Politics is the other area where Dave was exceptional. Most talk show hosts were very easy on their political guests, with totally soft questions. Dave asked also about the serious issues, but of course still in a light, talk-show manner. He clearly knew what was going on and wanted the politicians to be honest and open up a bit. Then by the time of John McCain and Sarah Palin's run against Barack Obama in 2008, McCain made that fatal error of cancelling on Dave out of a promised and already publicized visit. That turned into a recurring and funny bit of Dave skewering McCain for being afraid to come on his show. Eventually he did and apologized. But things like, Dave said Mitt Romney is so good looking, he is like the picture that comes with the picture frame. And now, after Dave retired, he came back to visit his good friends Steve Martin and Martin Short on a live stage performance as an unannounced guest, to deliver one more Top 10 list.. this because Donald Trump had joined the Republican race for President and is obviously, irresistatble comic material. So one of the typical Letterman jokes within that Top 10 list referred to Steve Martin's and Martin Short's movie with Chevy Chase, called The Three Amigos. After Trump insulted the Mexicans, Dave said Trump now has No Amigos, to huge laughs and applause of the audience that had paid to come and be entertained by obviously Steve and Martin. And that brief visit, exactly like Johnny Carson's brief visits to Dave's show two decades earlier, reminded us very briefly, how incredibly funny he was, and how much we miss him.

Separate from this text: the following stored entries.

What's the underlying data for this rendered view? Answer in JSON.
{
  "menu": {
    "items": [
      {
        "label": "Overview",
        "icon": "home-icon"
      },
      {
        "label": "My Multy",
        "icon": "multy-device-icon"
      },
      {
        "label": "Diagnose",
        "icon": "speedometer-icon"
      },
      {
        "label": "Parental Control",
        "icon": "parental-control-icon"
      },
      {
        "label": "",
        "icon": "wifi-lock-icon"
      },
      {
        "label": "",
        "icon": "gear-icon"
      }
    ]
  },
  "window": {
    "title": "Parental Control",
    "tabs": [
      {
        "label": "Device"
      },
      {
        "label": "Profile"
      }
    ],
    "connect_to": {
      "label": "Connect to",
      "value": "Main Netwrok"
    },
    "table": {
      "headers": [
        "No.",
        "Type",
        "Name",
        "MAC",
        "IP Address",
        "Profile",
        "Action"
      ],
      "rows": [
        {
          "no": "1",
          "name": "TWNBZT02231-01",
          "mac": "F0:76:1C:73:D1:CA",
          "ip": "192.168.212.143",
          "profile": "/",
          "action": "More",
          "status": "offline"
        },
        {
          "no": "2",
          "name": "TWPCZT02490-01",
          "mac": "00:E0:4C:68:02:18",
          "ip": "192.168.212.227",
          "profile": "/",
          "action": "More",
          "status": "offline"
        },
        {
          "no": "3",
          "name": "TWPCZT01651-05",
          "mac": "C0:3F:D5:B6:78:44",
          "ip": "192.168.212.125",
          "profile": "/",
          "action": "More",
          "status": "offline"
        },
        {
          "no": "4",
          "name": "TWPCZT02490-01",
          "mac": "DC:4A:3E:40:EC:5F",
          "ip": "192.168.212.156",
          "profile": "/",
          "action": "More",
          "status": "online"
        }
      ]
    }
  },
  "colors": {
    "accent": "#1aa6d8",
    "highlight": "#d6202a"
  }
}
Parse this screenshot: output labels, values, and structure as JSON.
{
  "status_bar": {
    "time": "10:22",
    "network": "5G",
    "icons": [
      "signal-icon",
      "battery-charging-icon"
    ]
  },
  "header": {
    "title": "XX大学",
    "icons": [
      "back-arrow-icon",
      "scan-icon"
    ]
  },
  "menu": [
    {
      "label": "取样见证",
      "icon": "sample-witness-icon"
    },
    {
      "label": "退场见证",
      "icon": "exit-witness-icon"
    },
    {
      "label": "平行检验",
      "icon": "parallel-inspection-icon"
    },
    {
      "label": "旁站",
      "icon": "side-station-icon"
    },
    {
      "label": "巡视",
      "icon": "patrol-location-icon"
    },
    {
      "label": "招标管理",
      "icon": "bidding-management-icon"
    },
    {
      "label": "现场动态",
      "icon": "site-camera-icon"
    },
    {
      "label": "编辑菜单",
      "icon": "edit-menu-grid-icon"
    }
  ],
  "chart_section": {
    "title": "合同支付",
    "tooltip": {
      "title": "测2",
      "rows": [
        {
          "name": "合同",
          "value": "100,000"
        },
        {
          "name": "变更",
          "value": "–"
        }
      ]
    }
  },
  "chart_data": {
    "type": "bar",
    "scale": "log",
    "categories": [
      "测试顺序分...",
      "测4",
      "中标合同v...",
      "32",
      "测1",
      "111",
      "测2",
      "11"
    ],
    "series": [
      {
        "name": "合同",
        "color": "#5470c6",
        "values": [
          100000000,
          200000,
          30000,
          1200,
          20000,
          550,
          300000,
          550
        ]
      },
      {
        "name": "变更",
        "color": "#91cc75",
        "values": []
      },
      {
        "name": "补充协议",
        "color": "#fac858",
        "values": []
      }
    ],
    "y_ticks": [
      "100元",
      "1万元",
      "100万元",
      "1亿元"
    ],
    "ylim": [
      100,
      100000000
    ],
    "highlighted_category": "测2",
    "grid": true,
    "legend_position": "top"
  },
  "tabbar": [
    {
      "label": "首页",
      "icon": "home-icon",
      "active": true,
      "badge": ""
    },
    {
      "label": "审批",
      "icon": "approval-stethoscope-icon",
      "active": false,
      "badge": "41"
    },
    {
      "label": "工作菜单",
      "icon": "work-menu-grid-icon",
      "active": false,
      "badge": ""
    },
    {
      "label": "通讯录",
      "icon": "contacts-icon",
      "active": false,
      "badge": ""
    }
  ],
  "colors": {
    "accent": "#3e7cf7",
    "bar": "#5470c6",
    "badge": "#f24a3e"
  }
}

So on the last day of the year when David Letterman retired from hosting the Late Show, I wanted to take a moment and one blog, to just say thanks. If laughter is the best medicine, then Dave is the biggest reason why I am still healthy today. If those who laugh hardest live longest, its thanks to Dave that I am still alive and living onwards. But yes, from watching his show most years between 1983 and 2015, the cause of more laughter for me than anything else throughout my life, was Dave. Thank you David Letterman for making my life more enjoyable. You are a genius and your show was unmatched brilliance.